The divide over whether to provide complimentary tuition to certain athletes, including boys, is not new. For those in the “pro” column, they typically comp athletes with the idea that offering a free ride will attract additional membership to a gym and—in the case of male athletes—round out a team to deliver an edge over the competition.
Shawn Herrera, owner of Simi Valley, CA-based Cheer Force, believes comping athletes is a rampant practice in the industry but concedes it’s something “most gym owners don’t want to discuss or admit to [doing].” In reality, comping usually doesn’t work, Herrera opines. “Comping kids is like saying ‘I don’t believe in my product; we’re not good enough,’” he adds. “When you give people services for free, they don’t value it.”
Herrera uses Cheer Force’s special needs program as an example. “We used to provide free tuition for the kids [with special needs],” he explains. But it didn’t pay off: the kids didn’t take it seriously, and parents weren’t vested. There wasn’t the consequence of “wasting money or time,” Herrera reasons.
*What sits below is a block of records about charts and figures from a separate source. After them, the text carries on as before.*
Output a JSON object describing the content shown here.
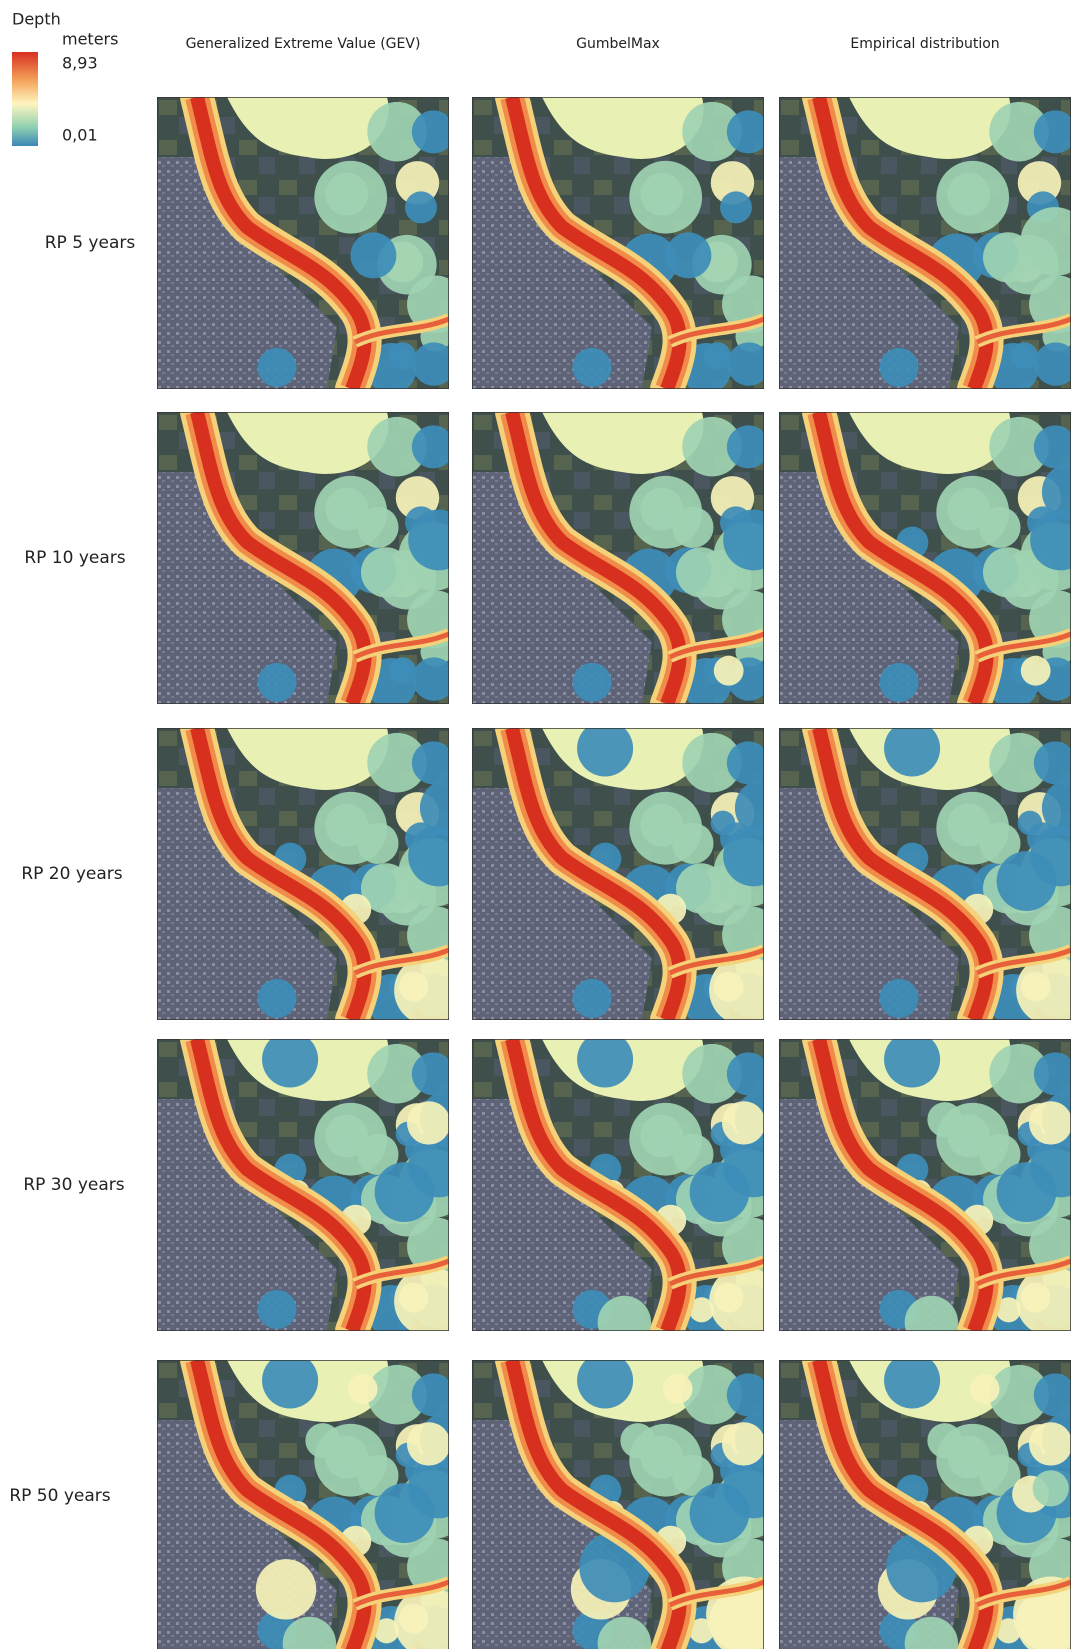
{
  "legend": {
    "title": "Depth",
    "unit": "meters",
    "max_label": "8,93",
    "min_label": "0,01"
  },
  "columns": [
    "Generalized Extreme Value (GEV)",
    "GumbelMax",
    "Empirical distribution"
  ],
  "rows": [
    "RP 5 years",
    "RP 10 years",
    "RP 20 years",
    "RP 30 years",
    "RP 50 years"
  ]
}
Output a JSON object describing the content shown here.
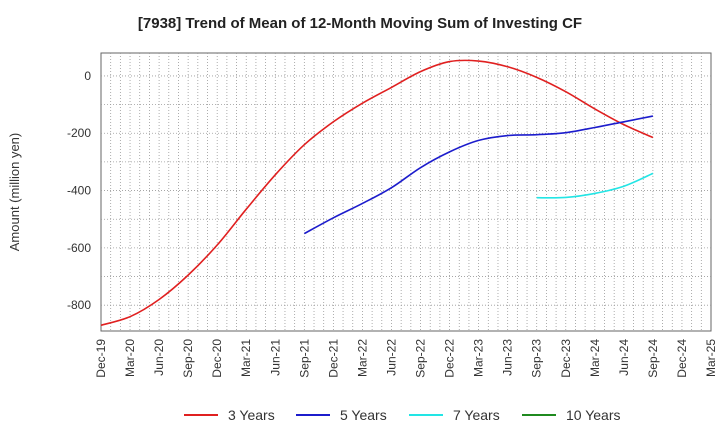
{
  "chart_data": {
    "type": "line",
    "title": "[7938]  Trend of Mean of 12-Month Moving Sum of Investing CF",
    "ylabel": "Amount (million yen)",
    "xlabel": "",
    "ylim": [
      -890,
      80
    ],
    "yticks": [
      0,
      -200,
      -400,
      -600,
      -800
    ],
    "ytick_labels": [
      "0",
      "-200",
      "-400",
      "-600",
      "-800"
    ],
    "xticks": [
      "Dec-19",
      "Mar-20",
      "Jun-20",
      "Sep-20",
      "Dec-20",
      "Mar-21",
      "Jun-21",
      "Sep-21",
      "Dec-21",
      "Mar-22",
      "Jun-22",
      "Sep-22",
      "Dec-22",
      "Mar-23",
      "Jun-23",
      "Sep-23",
      "Dec-23",
      "Mar-24",
      "Jun-24",
      "Sep-24",
      "Dec-24",
      "Mar-25"
    ],
    "grid": true,
    "legend_position": "bottom",
    "series": [
      {
        "name": "3 Years",
        "color": "#e02020",
        "x": [
          "Dec-19",
          "Mar-20",
          "Jun-20",
          "Sep-20",
          "Dec-20",
          "Mar-21",
          "Jun-21",
          "Sep-21",
          "Dec-21",
          "Mar-22",
          "Jun-22",
          "Sep-22",
          "Dec-22",
          "Mar-23",
          "Jun-23",
          "Sep-23",
          "Dec-23",
          "Mar-24",
          "Jun-24",
          "Sep-24"
        ],
        "values": [
          -870,
          -840,
          -780,
          -695,
          -590,
          -465,
          -345,
          -240,
          -160,
          -95,
          -40,
          15,
          50,
          52,
          32,
          -5,
          -55,
          -115,
          -170,
          -215
        ]
      },
      {
        "name": "5 Years",
        "color": "#1c1ccc",
        "x": [
          "Sep-21",
          "Dec-21",
          "Mar-22",
          "Jun-22",
          "Sep-22",
          "Dec-22",
          "Mar-23",
          "Jun-23",
          "Sep-23",
          "Dec-23",
          "Mar-24",
          "Jun-24",
          "Sep-24"
        ],
        "values": [
          -550,
          -495,
          -445,
          -390,
          -320,
          -265,
          -225,
          -208,
          -205,
          -198,
          -180,
          -160,
          -140
        ]
      },
      {
        "name": "7 Years",
        "color": "#22e5e5",
        "x": [
          "Sep-23",
          "Dec-23",
          "Mar-24",
          "Jun-24",
          "Sep-24"
        ],
        "values": [
          -425,
          -424,
          -410,
          -385,
          -340
        ]
      },
      {
        "name": "10 Years",
        "color": "#1f8a1f",
        "x": [],
        "values": []
      }
    ]
  }
}
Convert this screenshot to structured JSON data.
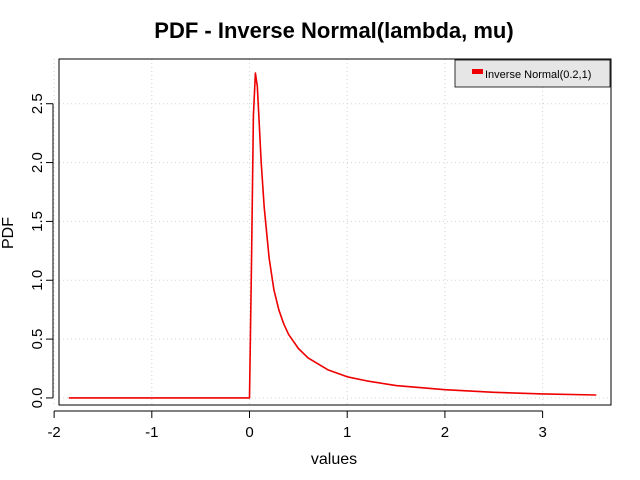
{
  "chart_data": {
    "type": "line",
    "title": "PDF - Inverse Normal(lambda, mu)",
    "xlabel": "values",
    "ylabel": "PDF",
    "xlim": [
      -1.95,
      3.7
    ],
    "ylim": [
      -0.06,
      2.88
    ],
    "x_ticks": [
      -2,
      -1,
      0,
      1,
      2,
      3
    ],
    "x_tick_labels": [
      "-2",
      "-1",
      "0",
      "1",
      "2",
      "3"
    ],
    "y_ticks": [
      0,
      0.5,
      1,
      1.5,
      2,
      2.5
    ],
    "y_tick_labels": [
      "0.0",
      "0.5",
      "1.0",
      "1.5",
      "2.0",
      "2.5"
    ],
    "grid": true,
    "legend_position": "top-right",
    "series": [
      {
        "name": "Inverse Normal(0.2,1)",
        "color": "#ee0000",
        "x": [
          -1.85,
          -1.0,
          -0.5,
          0.0,
          0.02,
          0.04,
          0.06,
          0.08,
          0.1,
          0.12,
          0.15,
          0.2,
          0.25,
          0.3,
          0.35,
          0.4,
          0.5,
          0.6,
          0.7,
          0.8,
          1.0,
          1.2,
          1.5,
          2.0,
          2.5,
          3.0,
          3.55
        ],
        "y": [
          0.0,
          0.0,
          0.0,
          0.0,
          1.15,
          2.4,
          2.76,
          2.65,
          2.32,
          2.0,
          1.62,
          1.19,
          0.92,
          0.75,
          0.63,
          0.54,
          0.42,
          0.34,
          0.29,
          0.24,
          0.18,
          0.145,
          0.105,
          0.07,
          0.048,
          0.034,
          0.025
        ]
      }
    ]
  }
}
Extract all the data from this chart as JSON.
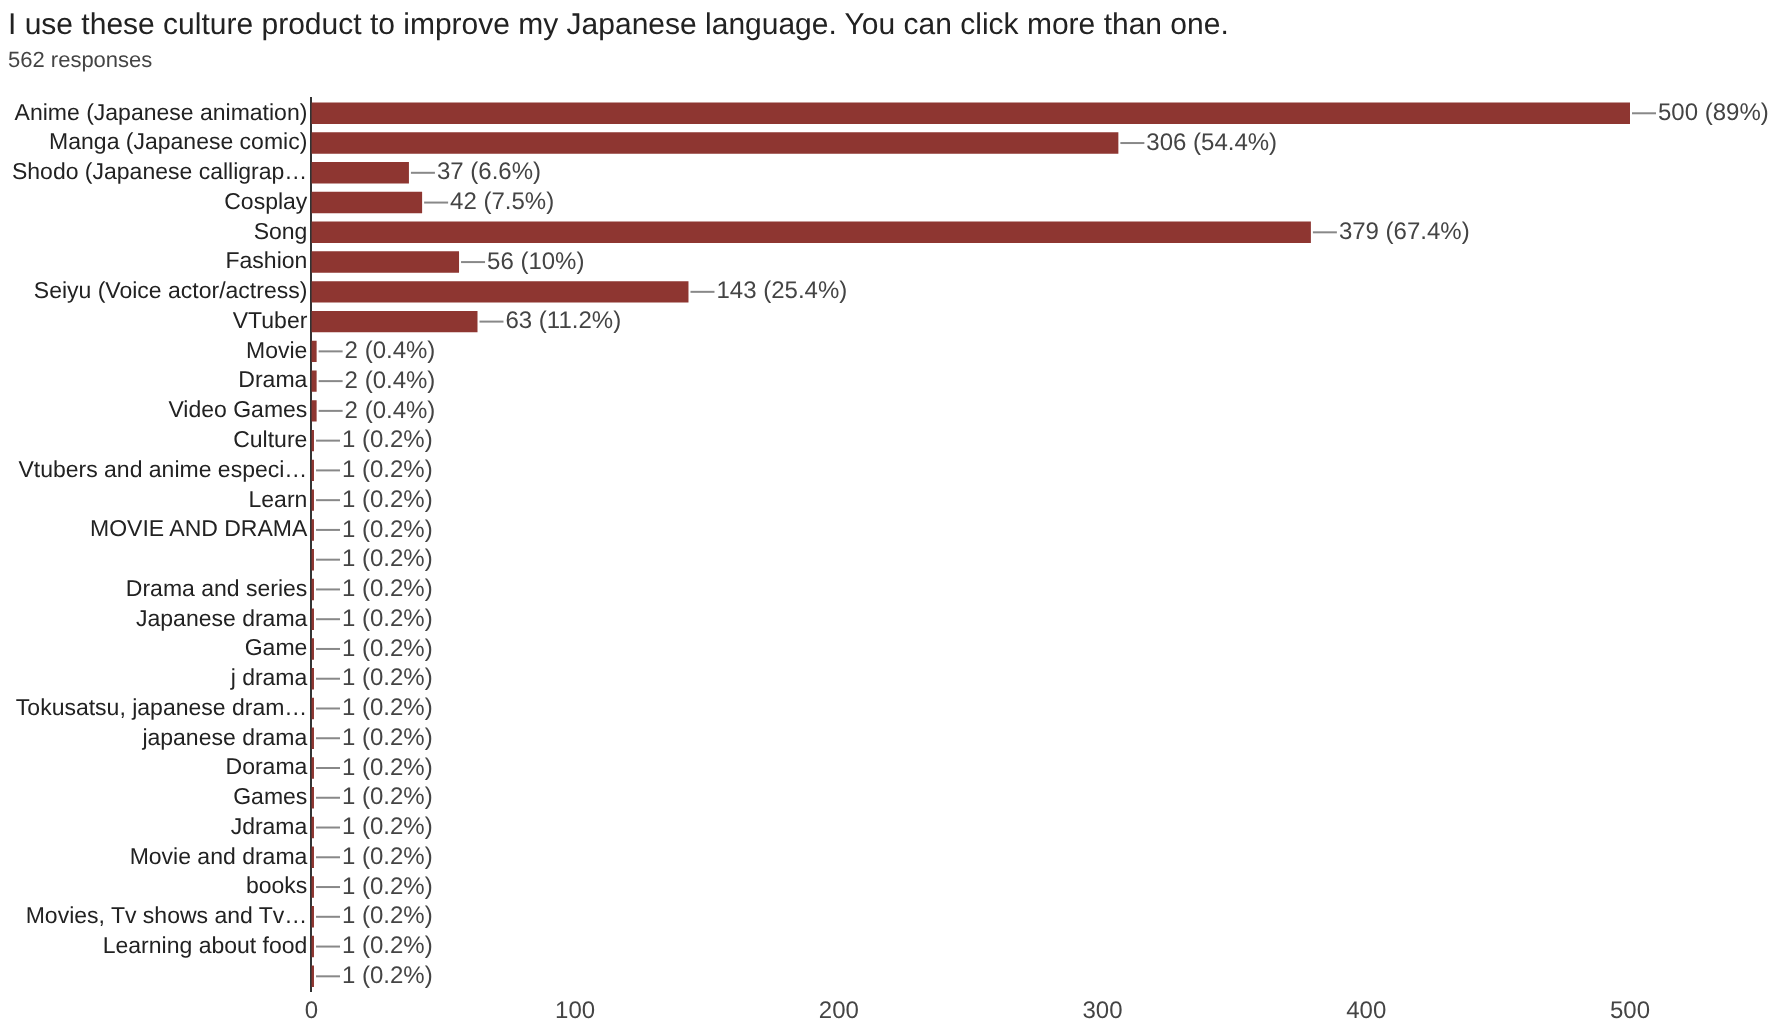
{
  "chart_data": {
    "type": "bar",
    "orientation": "horizontal",
    "title": "I use these culture product to improve my Japanese language. You can click more than one.",
    "subtitle": "562 responses",
    "categories": [
      "Anime (Japanese animation)",
      "Manga (Japanese comic)",
      "Shodo (Japanese calligrap…",
      "Cosplay",
      "Song",
      "Fashion",
      "Seiyu (Voice actor/actress)",
      "VTuber",
      "Movie",
      "Drama",
      "Video Games",
      "Culture",
      "Vtubers and anime especi…",
      "Learn",
      "MOVIE AND DRAMA",
      null,
      "Drama and series",
      "Japanese drama",
      "Game",
      "j drama",
      "Tokusatsu, japanese dram…",
      "japanese drama",
      "Dorama",
      "Games",
      "Jdrama",
      "Movie and drama",
      "books",
      "Movies, Tv shows and Tv…",
      "Learning about food",
      null
    ],
    "values": [
      500,
      306,
      37,
      42,
      379,
      56,
      143,
      63,
      2,
      2,
      2,
      1,
      1,
      1,
      1,
      1,
      1,
      1,
      1,
      1,
      1,
      1,
      1,
      1,
      1,
      1,
      1,
      1,
      1,
      1
    ],
    "value_labels": [
      "500 (89%)",
      "306 (54.4%)",
      "37 (6.6%)",
      "42 (7.5%)",
      "379 (67.4%)",
      "56 (10%)",
      "143 (25.4%)",
      "63 (11.2%)",
      "2 (0.4%)",
      "2 (0.4%)",
      "2 (0.4%)",
      "1 (0.2%)",
      "1 (0.2%)",
      "1 (0.2%)",
      "1 (0.2%)",
      "1 (0.2%)",
      "1 (0.2%)",
      "1 (0.2%)",
      "1 (0.2%)",
      "1 (0.2%)",
      "1 (0.2%)",
      "1 (0.2%)",
      "1 (0.2%)",
      "1 (0.2%)",
      "1 (0.2%)",
      "1 (0.2%)",
      "1 (0.2%)",
      "1 (0.2%)",
      "1 (0.2%)",
      "1 (0.2%)"
    ],
    "color": "#8e3631",
    "xlim": [
      0,
      500
    ],
    "xticks": [
      0,
      100,
      200,
      300,
      400,
      500
    ],
    "grid": false,
    "legend": false
  }
}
Ultimately the kids dropped out.
But when Herrera made the decision to begin charging a low monthly $25 fee, something surprising happened: the parents didn’t resist and the kids started showing up. “It added value,” he says. “It was an epiphany: you don’t need to make it free to get kids to join your program.”
For Karen Potucek, co-owner and coach at Fairfield, NJ-based JuST Cheer All Stars, the topic of comping is complicated. “It’s a big issue,” she admits. “I don’t know how I feel about comping in general, but comping boys [versus girls] is not fair.” Potucek understands the need for male athletes but she empathizes with girls who could also use financial help. At 150 kids, her gym is on the smaller side, but “everyone pays,” she says.
Similar to Potucek, Herrera also takes a hard stance on comping athletes, but he does believe in providing financial breaks to his membership in the way of incentives. “For our higher-level athletes, we offer a 50 percent discount in fees based on skills,” he says, meaning if an athlete can perform a complicated tumbling routine or move, they pay less tuition.
Amy Grey, director of Palm Desert, CA-based Desert Elite Mavericks Cheer, has a different take: she considers scholarships and comping necessary. “We don’t do it across the board,” she says. But when they do, it is typically based on one of two things: loyalty, in the case of financial hardship, or the team’s need to entice boys to join. “Male athletes are few and far between,” points out Grey.
While Desert Elite will cover operational costs, such as tuition, it doesn’t mean those athletes receiving scholarships get a free ride. “We will comp their tuition but they pay the hard costs,” Grey notes, referencing “hard costs” as non-tuition-related expenses like uniforms and travel.
Like Grey, Tammy Smith, coach and president of Big Bear Elite Cheer in the resort community of Big Bear Lake, Calif., uses comping to maintain her membership. “[Waiving fees] gives kids a chance,” Smith says.
But Smith’s situation is unique. “Big Bear Lake is a small town and most parents don’t have the money,” she says. She knows firsthand—Smith started Big Bear Elite Cheer in August 2012 at the urging of parents because the alternatives (mostly school teams) were too expensive. Smith’s yearly program costs $150 and includes everything from coaching to uniforms. Competitions are extra, but are paid for by team fundraising and a partnership Smith created with the Lighthouse Project, a local non-profit devoted to creating a child-honoring community.
To date, Smith has 50 kids enrolled and believes her program goes beyond cheerleading. “It builds their confidence and teaches them discipline,” she says. Smith’s biggest motivator: to help all children who want to join her team—regardless of their ability or inability to pay. However, while Smith waives fees for athletes, she doesn’t let them off the hook. “They still have to raise the money,” she says, adding that they have two options: “They can sell candy, which we facilitate, or they can ask someone else to pay.” Smith believes this arrangement doesn’t diminish her program’s value.
It is this risk of diminished value that inspires Cheer Force’s Herrera to look beyond his own views on the issue of comping toward the future. “Comping is just a short-term fix to the problem [attracting new membership],” he says, “and owning a gym is a long-term investment.”